Kuyumculuk, sadece değerli metalleri ve alaşımlarının işlenmesi değildir. Kuyumculuk, başta altın ve pırlanta olmak üzere, değerli-değersiz, metal ve metal olmayan maddelerin ve taşların işlenerek takı veya yatırım aracı olarak kullanılan ürünlere dönüştürülmesi sanatıdır. İnsanoğlu çevresini ve kendini güzelleştirme ihtiyacı içerisindedir. Kuyumculuk bu ihtiyacın karşılanmasında önemli rol oynar.
Kuyumculuğun Doğuşu
Değerli madenler, değerli ve yarı değerli taşlar, insanlık tarihi boyunca kimi zaman zenginlik, kimi zaman güzelliğin ve asaletin simgesi olarak işlendi ve kullanıldı. Takının tarihi, günümüzden 30.000 yıl önceye, Üst Paleolitik Çağ'a kadar uzanımaktadır. Fakat uzmanlar, gerçek anlamıyla Kuyumculuğun, Mısır'da, Mezopotamya'da, ve Anadolu'da, M.Ö. 4. binyılın sonlarına doğru başladığını belirtiyorlar.
Antik Takı'ların karmaşık kompozisyonları, ayrıntılı ve özenli işçilikleri incelendiğinde, akla bu takıların hangi aletlerle ve hangi teknik bilgiyle yapıldığı sorusu geliyor. İnsanın yaratıcı gücünün bir uzantısı olan bu teknik gelişimler, aynı zamanda insanın çevresindeki malzeme ile savaşımının da bir göstergesidir. Teknik ve insan Kültürün en eski çağlarından itibaren adeta iç içedirler.

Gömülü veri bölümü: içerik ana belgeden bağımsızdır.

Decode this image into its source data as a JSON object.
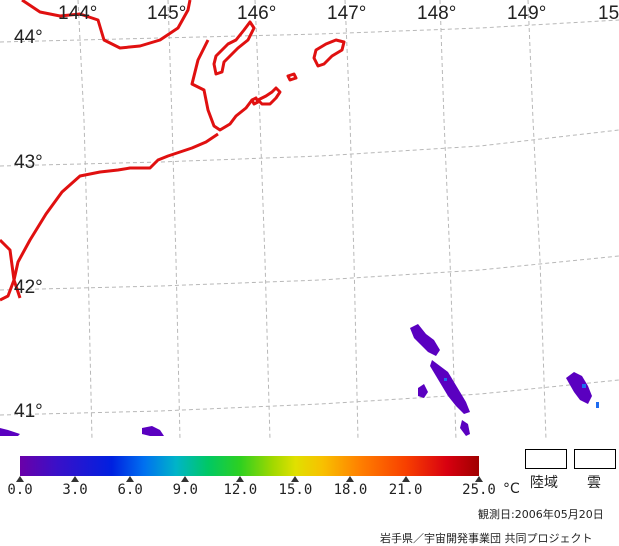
{
  "lon_labels": [
    "144°",
    "145°",
    "146°",
    "147°",
    "148°",
    "149°",
    "15"
  ],
  "lat_labels": [
    "44°",
    "43°",
    "42°",
    "41°"
  ],
  "legend": {
    "unit": "°C",
    "range": [
      0.0,
      25.0
    ],
    "ticks": [
      "0.0",
      "3.0",
      "6.0",
      "9.0",
      "12.0",
      "15.0",
      "18.0",
      "21.0",
      "25.0"
    ]
  },
  "mask_legend": {
    "land": "陸域",
    "cloud": "雲"
  },
  "observation_date": "観測日:2006年05月20日",
  "credit": "岩手県／宇宙開発事業団 共同プロジェクト",
  "colors": {
    "coastline": "#e01010",
    "grid": "#b8b8b8",
    "sst_patch": "#5a00c0"
  }
}
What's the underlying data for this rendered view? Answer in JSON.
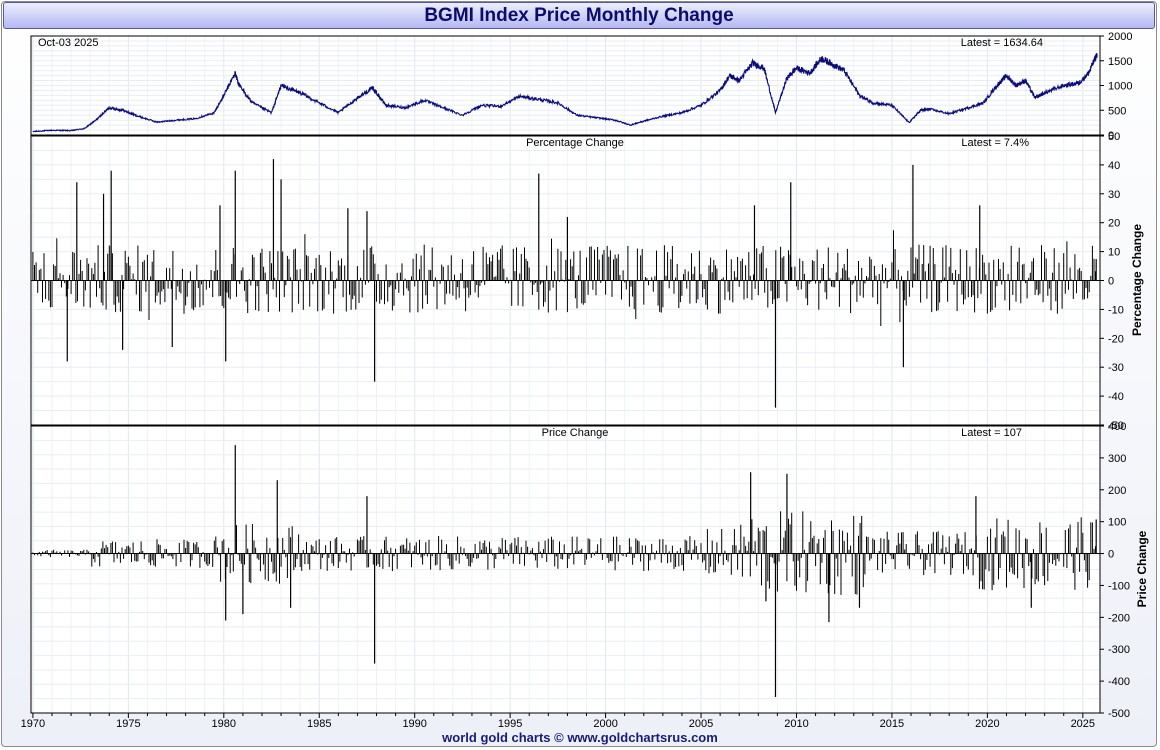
{
  "chart_data": {
    "type": "line",
    "title": "BGMI Index Price Monthly Change",
    "date_label": "Oct-03  2025",
    "x_ticks": [
      "1970",
      "1975",
      "1980",
      "1985",
      "1990",
      "1995",
      "2000",
      "2005",
      "2010",
      "2015",
      "2020",
      "2025"
    ],
    "x_range": [
      1969.9,
      2025.9
    ],
    "footer": "world gold charts © www.goldchartsrus.com",
    "panels": [
      {
        "id": "price",
        "type": "line",
        "label": "",
        "latest_label": "Latest = 1634.64",
        "ylabel": "",
        "ylim": [
          0,
          2000
        ],
        "y_ticks": [
          "2000",
          "1500",
          "1000",
          "500",
          "0"
        ],
        "series": [
          {
            "x": [
              1970.0,
              1971.0,
              1972.0,
              1972.7,
              1973.3,
              1974.0,
              1974.7,
              1975.5,
              1976.5,
              1977.5,
              1978.5,
              1979.5,
              1980.0,
              1980.6,
              1980.8,
              1981.5,
              1982.5,
              1983.0,
              1984.0,
              1985.0,
              1986.0,
              1987.0,
              1987.8,
              1988.5,
              1989.5,
              1990.5,
              1991.5,
              1992.5,
              1993.5,
              1994.5,
              1995.5,
              1996.5,
              1997.5,
              1998.5,
              1999.5,
              2000.5,
              2001.3,
              2002.0,
              2003.0,
              2004.0,
              2005.0,
              2006.0,
              2006.5,
              2007.0,
              2007.7,
              2008.3,
              2008.9,
              2009.5,
              2010.0,
              2010.7,
              2011.3,
              2011.8,
              2012.5,
              2013.3,
              2014.0,
              2015.0,
              2015.9,
              2016.5,
              2017.0,
              2018.0,
              2019.0,
              2019.8,
              2020.5,
              2021.0,
              2021.5,
              2022.0,
              2022.5,
              2023.0,
              2024.0,
              2024.8,
              2025.3,
              2025.75
            ],
            "y": [
              70,
              95,
              90,
              130,
              300,
              550,
              500,
              380,
              260,
              300,
              330,
              450,
              800,
              1250,
              1000,
              650,
              450,
              1000,
              850,
              650,
              450,
              750,
              950,
              600,
              550,
              700,
              550,
              400,
              600,
              580,
              780,
              720,
              650,
              400,
              350,
              300,
              200,
              280,
              380,
              450,
              600,
              900,
              1200,
              1100,
              1450,
              1350,
              450,
              1150,
              1350,
              1250,
              1550,
              1450,
              1300,
              800,
              650,
              600,
              250,
              500,
              520,
              430,
              550,
              650,
              1000,
              1200,
              1000,
              1100,
              750,
              850,
              1000,
              1050,
              1250,
              1634.64
            ]
          }
        ]
      },
      {
        "id": "pct",
        "type": "bar",
        "label": "Percentage Change",
        "latest_label": "Latest = 7.4%",
        "ylabel": "Percentage Change",
        "ylim": [
          -50,
          50
        ],
        "y_ticks": [
          "50",
          "40",
          "30",
          "20",
          "10",
          "0",
          "-10",
          "-20",
          "-30",
          "-40",
          "-50"
        ],
        "spikes": [
          {
            "x": 1971.8,
            "y": -28
          },
          {
            "x": 1972.3,
            "y": 34
          },
          {
            "x": 1973.7,
            "y": 30
          },
          {
            "x": 1974.1,
            "y": 38
          },
          {
            "x": 1974.7,
            "y": -24
          },
          {
            "x": 1977.3,
            "y": -23
          },
          {
            "x": 1979.8,
            "y": 26
          },
          {
            "x": 1980.1,
            "y": -28
          },
          {
            "x": 1980.6,
            "y": 38
          },
          {
            "x": 1982.6,
            "y": 42
          },
          {
            "x": 1983.0,
            "y": 35
          },
          {
            "x": 1986.5,
            "y": 25
          },
          {
            "x": 1987.5,
            "y": 24
          },
          {
            "x": 1987.9,
            "y": -35
          },
          {
            "x": 1996.5,
            "y": 37
          },
          {
            "x": 1998.0,
            "y": 22
          },
          {
            "x": 2007.8,
            "y": 26
          },
          {
            "x": 2008.9,
            "y": -44
          },
          {
            "x": 2009.7,
            "y": 34
          },
          {
            "x": 2015.6,
            "y": -30
          },
          {
            "x": 2016.1,
            "y": 40
          },
          {
            "x": 2019.6,
            "y": 26
          },
          {
            "x": 2025.7,
            "y": 7.4
          }
        ]
      },
      {
        "id": "chg",
        "type": "bar",
        "label": "Price Change",
        "latest_label": "Latest = 107",
        "ylabel": "Price Change",
        "ylim": [
          -500,
          400
        ],
        "y_ticks": [
          "400",
          "300",
          "200",
          "100",
          "0",
          "-100",
          "-200",
          "-300",
          "-400",
          "-500"
        ],
        "spikes": [
          {
            "x": 1980.1,
            "y": -210
          },
          {
            "x": 1980.6,
            "y": 340
          },
          {
            "x": 1981.0,
            "y": -190
          },
          {
            "x": 1982.8,
            "y": 230
          },
          {
            "x": 1983.5,
            "y": -170
          },
          {
            "x": 1987.5,
            "y": 180
          },
          {
            "x": 1987.9,
            "y": -345
          },
          {
            "x": 2007.6,
            "y": 255
          },
          {
            "x": 2008.4,
            "y": -150
          },
          {
            "x": 2008.9,
            "y": -450
          },
          {
            "x": 2009.5,
            "y": 250
          },
          {
            "x": 2011.7,
            "y": -215
          },
          {
            "x": 2013.3,
            "y": -170
          },
          {
            "x": 2019.4,
            "y": 180
          },
          {
            "x": 2022.3,
            "y": -170
          },
          {
            "x": 2025.7,
            "y": 107
          }
        ]
      }
    ]
  }
}
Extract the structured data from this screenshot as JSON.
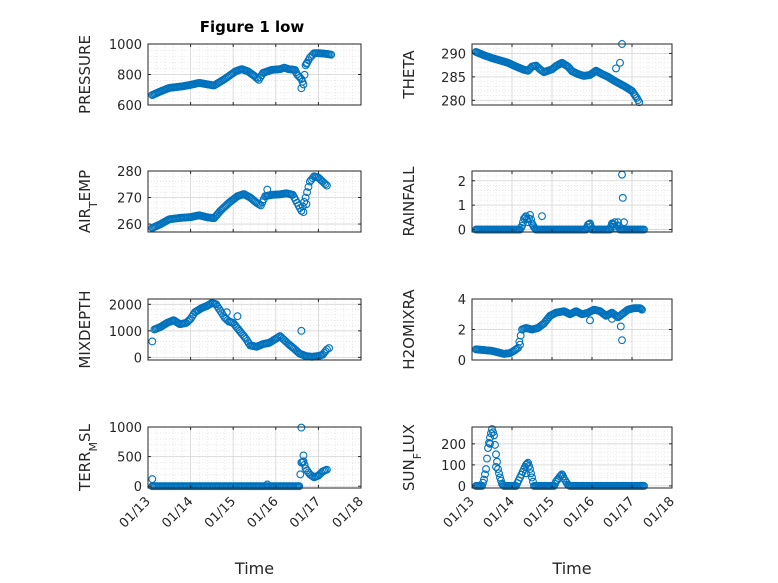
{
  "figure": {
    "title": "Figure 1 low"
  },
  "style": {
    "marker_color": "#0072BD",
    "axis_color": "#262626",
    "grid_color": "#DFDFDF"
  },
  "chart_data": [
    {
      "id": "pressure",
      "type": "scatter",
      "title": "Figure 1 low",
      "ylabel": "PRESSURE",
      "ylabel_parts": [
        [
          "PRESSURE",
          ""
        ]
      ],
      "xlabel": "",
      "xlim": [
        0,
        5
      ],
      "ylim": [
        600,
        1000
      ],
      "yticks": [
        600,
        800,
        1000
      ],
      "yticklabels": [
        "600",
        "800",
        "1000"
      ],
      "xticks": [
        0,
        1,
        2,
        3,
        4,
        5
      ],
      "xticklabels": [],
      "grid": true,
      "anchors": [
        [
          0.1,
          665
        ],
        [
          0.3,
          690
        ],
        [
          0.5,
          712
        ],
        [
          0.8,
          722
        ],
        [
          1.0,
          732
        ],
        [
          1.2,
          745
        ],
        [
          1.4,
          735
        ],
        [
          1.55,
          728
        ],
        [
          1.8,
          770
        ],
        [
          2.05,
          820
        ],
        [
          2.2,
          835
        ],
        [
          2.35,
          820
        ],
        [
          2.5,
          790
        ],
        [
          2.6,
          765
        ],
        [
          2.7,
          810
        ],
        [
          2.9,
          830
        ],
        [
          3.1,
          835
        ],
        [
          3.2,
          845
        ],
        [
          3.3,
          835
        ],
        [
          3.45,
          830
        ],
        [
          3.5,
          800
        ],
        [
          3.6,
          770
        ],
        [
          3.65,
          735
        ],
        [
          3.7,
          860
        ],
        [
          3.8,
          910
        ],
        [
          3.9,
          940
        ],
        [
          4.0,
          940
        ],
        [
          4.2,
          935
        ],
        [
          4.3,
          930
        ]
      ],
      "outliers": [
        [
          3.6,
          710
        ],
        [
          3.72,
          870
        ]
      ]
    },
    {
      "id": "theta",
      "type": "scatter",
      "title": "",
      "ylabel": "THETA",
      "ylabel_parts": [
        [
          "THETA",
          ""
        ]
      ],
      "xlabel": "",
      "xlim": [
        0,
        5
      ],
      "ylim": [
        279,
        292
      ],
      "yticks": [
        280,
        285,
        290
      ],
      "yticklabels": [
        "280",
        "285",
        "290"
      ],
      "xticks": [
        0,
        1,
        2,
        3,
        4,
        5
      ],
      "xticklabels": [],
      "grid": true,
      "anchors": [
        [
          0.1,
          290.3
        ],
        [
          0.3,
          289.6
        ],
        [
          0.5,
          289.0
        ],
        [
          0.7,
          288.5
        ],
        [
          0.9,
          288.0
        ],
        [
          1.1,
          287.2
        ],
        [
          1.3,
          286.5
        ],
        [
          1.4,
          286.3
        ],
        [
          1.5,
          287.2
        ],
        [
          1.6,
          287.4
        ],
        [
          1.7,
          286.6
        ],
        [
          1.8,
          286.0
        ],
        [
          1.9,
          286.3
        ],
        [
          2.0,
          286.6
        ],
        [
          2.1,
          287.3
        ],
        [
          2.25,
          288.0
        ],
        [
          2.4,
          287.2
        ],
        [
          2.5,
          286.2
        ],
        [
          2.65,
          285.6
        ],
        [
          2.8,
          285.2
        ],
        [
          2.95,
          285.4
        ],
        [
          3.1,
          286.3
        ],
        [
          3.25,
          285.6
        ],
        [
          3.4,
          285.0
        ],
        [
          3.55,
          284.2
        ],
        [
          3.7,
          283.5
        ],
        [
          3.85,
          282.8
        ],
        [
          4.0,
          282.0
        ],
        [
          4.12,
          280.5
        ],
        [
          4.18,
          279.6
        ]
      ],
      "outliers": [
        [
          3.75,
          292.2
        ],
        [
          3.7,
          288.0
        ],
        [
          3.6,
          286.8
        ]
      ]
    },
    {
      "id": "air_temp",
      "type": "scatter",
      "title": "",
      "ylabel": "AIR_TEMP",
      "ylabel_parts": [
        [
          "AIR",
          ""
        ],
        [
          "T",
          "sub"
        ],
        [
          "EMP",
          ""
        ]
      ],
      "xlabel": "",
      "xlim": [
        0,
        5
      ],
      "ylim": [
        257,
        280
      ],
      "yticks": [
        260,
        270,
        280
      ],
      "yticklabels": [
        "260",
        "270",
        "280"
      ],
      "xticks": [
        0,
        1,
        2,
        3,
        4,
        5
      ],
      "xticklabels": [],
      "grid": true,
      "anchors": [
        [
          0.1,
          258.5
        ],
        [
          0.3,
          260.0
        ],
        [
          0.5,
          261.8
        ],
        [
          0.75,
          262.3
        ],
        [
          1.0,
          262.6
        ],
        [
          1.2,
          263.3
        ],
        [
          1.4,
          262.5
        ],
        [
          1.55,
          262.2
        ],
        [
          1.7,
          265.0
        ],
        [
          1.9,
          268.0
        ],
        [
          2.1,
          270.5
        ],
        [
          2.25,
          271.3
        ],
        [
          2.4,
          270.0
        ],
        [
          2.55,
          268.0
        ],
        [
          2.65,
          267.0
        ],
        [
          2.75,
          270.5
        ],
        [
          2.9,
          271.0
        ],
        [
          3.1,
          271.2
        ],
        [
          3.25,
          271.6
        ],
        [
          3.4,
          271.0
        ],
        [
          3.5,
          268.0
        ],
        [
          3.6,
          265.0
        ],
        [
          3.7,
          270.0
        ],
        [
          3.8,
          276.0
        ],
        [
          3.9,
          278.0
        ],
        [
          4.0,
          277.5
        ],
        [
          4.1,
          276.0
        ],
        [
          4.2,
          274.5
        ]
      ],
      "outliers": [
        [
          2.8,
          273.0
        ],
        [
          3.65,
          264.5
        ],
        [
          3.72,
          267.5
        ]
      ]
    },
    {
      "id": "rainfall",
      "type": "scatter",
      "title": "",
      "ylabel": "RAINFALL",
      "ylabel_parts": [
        [
          "RAINFALL",
          ""
        ]
      ],
      "xlabel": "",
      "xlim": [
        0,
        5
      ],
      "ylim": [
        -0.1,
        2.4
      ],
      "yticks": [
        0,
        1,
        2
      ],
      "yticklabels": [
        "0",
        "1",
        "2"
      ],
      "xticks": [
        0,
        1,
        2,
        3,
        4,
        5
      ],
      "xticklabels": [],
      "grid": true,
      "anchors": [
        [
          0.1,
          0
        ],
        [
          1.2,
          0
        ],
        [
          1.25,
          0.15
        ],
        [
          1.3,
          0.45
        ],
        [
          1.35,
          0.55
        ],
        [
          1.4,
          0.3
        ],
        [
          1.45,
          0.6
        ],
        [
          1.5,
          0.25
        ],
        [
          1.55,
          0.1
        ],
        [
          1.6,
          0
        ],
        [
          2.85,
          0
        ],
        [
          2.9,
          0.2
        ],
        [
          2.95,
          0.25
        ],
        [
          3.0,
          0
        ],
        [
          3.45,
          0
        ],
        [
          3.5,
          0.25
        ],
        [
          3.55,
          0.2
        ],
        [
          3.6,
          0.05
        ],
        [
          3.65,
          0.3
        ],
        [
          3.7,
          0
        ],
        [
          4.3,
          0
        ]
      ],
      "outliers": [
        [
          1.75,
          0.55
        ],
        [
          3.75,
          2.25
        ],
        [
          3.77,
          1.3
        ],
        [
          3.8,
          0.3
        ],
        [
          3.57,
          0.3
        ]
      ]
    },
    {
      "id": "mixdepth",
      "type": "scatter",
      "title": "",
      "ylabel": "MIXDEPTH",
      "ylabel_parts": [
        [
          "MIXDEPTH",
          ""
        ]
      ],
      "xlabel": "",
      "xlim": [
        0,
        5
      ],
      "ylim": [
        -100,
        2200
      ],
      "yticks": [
        0,
        1000,
        2000
      ],
      "yticklabels": [
        "0",
        "1000",
        "2000"
      ],
      "xticks": [
        0,
        1,
        2,
        3,
        4,
        5
      ],
      "xticklabels": [],
      "grid": true,
      "anchors": [
        [
          0.15,
          1050
        ],
        [
          0.3,
          1150
        ],
        [
          0.45,
          1300
        ],
        [
          0.6,
          1400
        ],
        [
          0.75,
          1250
        ],
        [
          0.9,
          1300
        ],
        [
          1.0,
          1450
        ],
        [
          1.1,
          1700
        ],
        [
          1.25,
          1850
        ],
        [
          1.4,
          1950
        ],
        [
          1.5,
          2050
        ],
        [
          1.6,
          2000
        ],
        [
          1.7,
          1750
        ],
        [
          1.8,
          1500
        ],
        [
          1.9,
          1350
        ],
        [
          2.0,
          1300
        ],
        [
          2.15,
          1000
        ],
        [
          2.3,
          700
        ],
        [
          2.4,
          450
        ],
        [
          2.55,
          400
        ],
        [
          2.7,
          500
        ],
        [
          2.85,
          550
        ],
        [
          3.0,
          700
        ],
        [
          3.1,
          800
        ],
        [
          3.2,
          650
        ],
        [
          3.3,
          500
        ],
        [
          3.45,
          300
        ],
        [
          3.55,
          150
        ],
        [
          3.7,
          50
        ],
        [
          3.85,
          20
        ],
        [
          4.0,
          50
        ],
        [
          4.1,
          100
        ],
        [
          4.2,
          300
        ]
      ],
      "outliers": [
        [
          0.1,
          600
        ],
        [
          3.6,
          1000
        ],
        [
          4.25,
          350
        ],
        [
          1.85,
          1700
        ],
        [
          2.1,
          1550
        ]
      ]
    },
    {
      "id": "h2omixra",
      "type": "scatter",
      "title": "",
      "ylabel": "H2OMIXRA",
      "ylabel_parts": [
        [
          "H2OMIXRA",
          ""
        ]
      ],
      "xlabel": "",
      "xlim": [
        0,
        5
      ],
      "ylim": [
        0,
        4
      ],
      "yticks": [
        0,
        2,
        4
      ],
      "yticklabels": [
        "0",
        "2",
        "4"
      ],
      "xticks": [
        0,
        1,
        2,
        3,
        4,
        5
      ],
      "xticklabels": [],
      "grid": true,
      "anchors": [
        [
          0.1,
          0.7
        ],
        [
          0.3,
          0.65
        ],
        [
          0.5,
          0.6
        ],
        [
          0.65,
          0.5
        ],
        [
          0.8,
          0.4
        ],
        [
          0.95,
          0.45
        ],
        [
          1.05,
          0.6
        ],
        [
          1.15,
          0.8
        ],
        [
          1.25,
          2.0
        ],
        [
          1.35,
          2.1
        ],
        [
          1.5,
          2.0
        ],
        [
          1.65,
          2.1
        ],
        [
          1.8,
          2.4
        ],
        [
          1.95,
          2.9
        ],
        [
          2.1,
          3.1
        ],
        [
          2.3,
          3.2
        ],
        [
          2.45,
          3.0
        ],
        [
          2.6,
          3.2
        ],
        [
          2.75,
          3.0
        ],
        [
          2.9,
          3.1
        ],
        [
          3.05,
          3.3
        ],
        [
          3.2,
          3.2
        ],
        [
          3.35,
          2.9
        ],
        [
          3.5,
          3.1
        ],
        [
          3.65,
          2.8
        ],
        [
          3.75,
          3.0
        ],
        [
          3.9,
          3.3
        ],
        [
          4.05,
          3.4
        ],
        [
          4.2,
          3.4
        ],
        [
          4.25,
          3.3
        ]
      ],
      "outliers": [
        [
          1.2,
          1.0
        ],
        [
          3.75,
          1.3
        ],
        [
          3.72,
          2.2
        ],
        [
          2.95,
          2.6
        ],
        [
          3.5,
          2.7
        ]
      ]
    },
    {
      "id": "terr_msl",
      "type": "scatter",
      "title": "",
      "ylabel": "TERR_MSL",
      "ylabel_parts": [
        [
          "TERR",
          ""
        ],
        [
          "M",
          "sub"
        ],
        [
          "SL",
          ""
        ]
      ],
      "xlabel": "Time",
      "xlim": [
        0,
        5
      ],
      "ylim": [
        -30,
        1000
      ],
      "yticks": [
        0,
        500,
        1000
      ],
      "yticklabels": [
        "0",
        "500",
        "1000"
      ],
      "xticks": [
        0,
        1,
        2,
        3,
        4,
        5
      ],
      "xticklabels": [
        "01/13",
        "01/14",
        "01/15",
        "01/16",
        "01/17",
        "01/18"
      ],
      "grid": true,
      "anchors": [
        [
          0.1,
          0
        ],
        [
          3.5,
          0
        ],
        [
          3.55,
          0
        ],
        [
          3.6,
          400
        ],
        [
          3.65,
          420
        ],
        [
          3.7,
          300
        ],
        [
          3.8,
          200
        ],
        [
          3.9,
          150
        ],
        [
          4.0,
          180
        ],
        [
          4.1,
          250
        ],
        [
          4.2,
          280
        ]
      ],
      "outliers": [
        [
          0.1,
          120
        ],
        [
          3.6,
          990
        ],
        [
          3.65,
          520
        ],
        [
          2.8,
          30
        ]
      ]
    },
    {
      "id": "sun_flux",
      "type": "scatter",
      "title": "",
      "ylabel": "SUN_FLUX",
      "ylabel_parts": [
        [
          "SUN",
          ""
        ],
        [
          "F",
          "sub"
        ],
        [
          "LUX",
          ""
        ]
      ],
      "xlabel": "Time",
      "xlim": [
        0,
        5
      ],
      "ylim": [
        -10,
        280
      ],
      "yticks": [
        0,
        100,
        200
      ],
      "yticklabels": [
        "0",
        "100",
        "200"
      ],
      "xticks": [
        0,
        1,
        2,
        3,
        4,
        5
      ],
      "xticklabels": [
        "01/13",
        "01/14",
        "01/15",
        "01/16",
        "01/17",
        "01/18"
      ],
      "grid": true,
      "anchors": [
        [
          0.1,
          0
        ],
        [
          0.25,
          0
        ],
        [
          0.3,
          30
        ],
        [
          0.35,
          80
        ],
        [
          0.4,
          180
        ],
        [
          0.45,
          230
        ],
        [
          0.5,
          270
        ],
        [
          0.55,
          240
        ],
        [
          0.6,
          150
        ],
        [
          0.65,
          80
        ],
        [
          0.7,
          40
        ],
        [
          0.75,
          10
        ],
        [
          0.8,
          0
        ],
        [
          1.1,
          0
        ],
        [
          1.2,
          40
        ],
        [
          1.3,
          80
        ],
        [
          1.35,
          100
        ],
        [
          1.4,
          110
        ],
        [
          1.45,
          80
        ],
        [
          1.5,
          40
        ],
        [
          1.55,
          0
        ],
        [
          2.05,
          0
        ],
        [
          2.1,
          20
        ],
        [
          2.2,
          45
        ],
        [
          2.25,
          55
        ],
        [
          2.3,
          35
        ],
        [
          2.4,
          5
        ],
        [
          2.45,
          0
        ],
        [
          4.3,
          0
        ]
      ],
      "outliers": [
        [
          0.45,
          200
        ],
        [
          0.6,
          90
        ],
        [
          1.35,
          60
        ]
      ]
    }
  ]
}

Eski çağların Kuyumucu ustaları, saf altını döverek zar gibi inceltebiliyorlardı. Varak ve varak kaplama denilen bu teknik Mısırlılar, Çinliler, Yunanlılar tarafından kullanılmıştı. İslam sanatında altın ve gümüş varaklar, ahşap ve metal eşyanın yanı sıra minyatürlerin renklendirilmesinde, baskı motiflerinde ve elyazmalarında geniş ölçüde kullanılmıştı.
Kuyumculuk tarihinin başlangıcı gibi Kabul edilebilecek varakçılık sanatı, 19. yüzyıl sonlarında savaş döneminin ekonomik sıkıntıları ve değişen sosyo-kültürel koşullarda geriledi ve unutuldu.
Kuyumculuğun tarihi, doğal olarak sayısız tekniklerle dolu. Günümüz kuyumculuğunda seri ve standart üretim için kullanılan santrifüj veya vakum gibi döküm tekniklerinin temeli olan kaybolan mum tekniği, delikli süslemeler yapmak için kullanılan ajur, kazıma tekniği, taneleme anlamına gelen granülasyon ya da Türk kuyumculuğundaki karşılığıyla güherse, tombaklama ve mine tekniği bunların belli başlıları...
Uşak-Lydia hazinesi ya da popüler adı ile "Karun Hazinesi" Anadolu'da kuyumculuk ve kullanılan aletlerle ilgili önemli bilgiler sunmaktadır. Bu hazine içinde yer alan iki tane bronz üfleme borusu ile takı ve heykelcilik üretiminde kullanılan 30 parça bronz kalıptan oluşan kuyumcu aletleri özel bir öneme sahiptir. Bronz üfleme boruları metalin ergitilmesi sırasında körük uçlarına takılıyordu. Bulunan kalıpların bir bölümü stampa pinçonlarıydı. Bir bölümü de kalıp üzerine konulan ince soy metal levhaların, çekiçlenerek formunu alması için kullanılan dövme kalıplarıydı.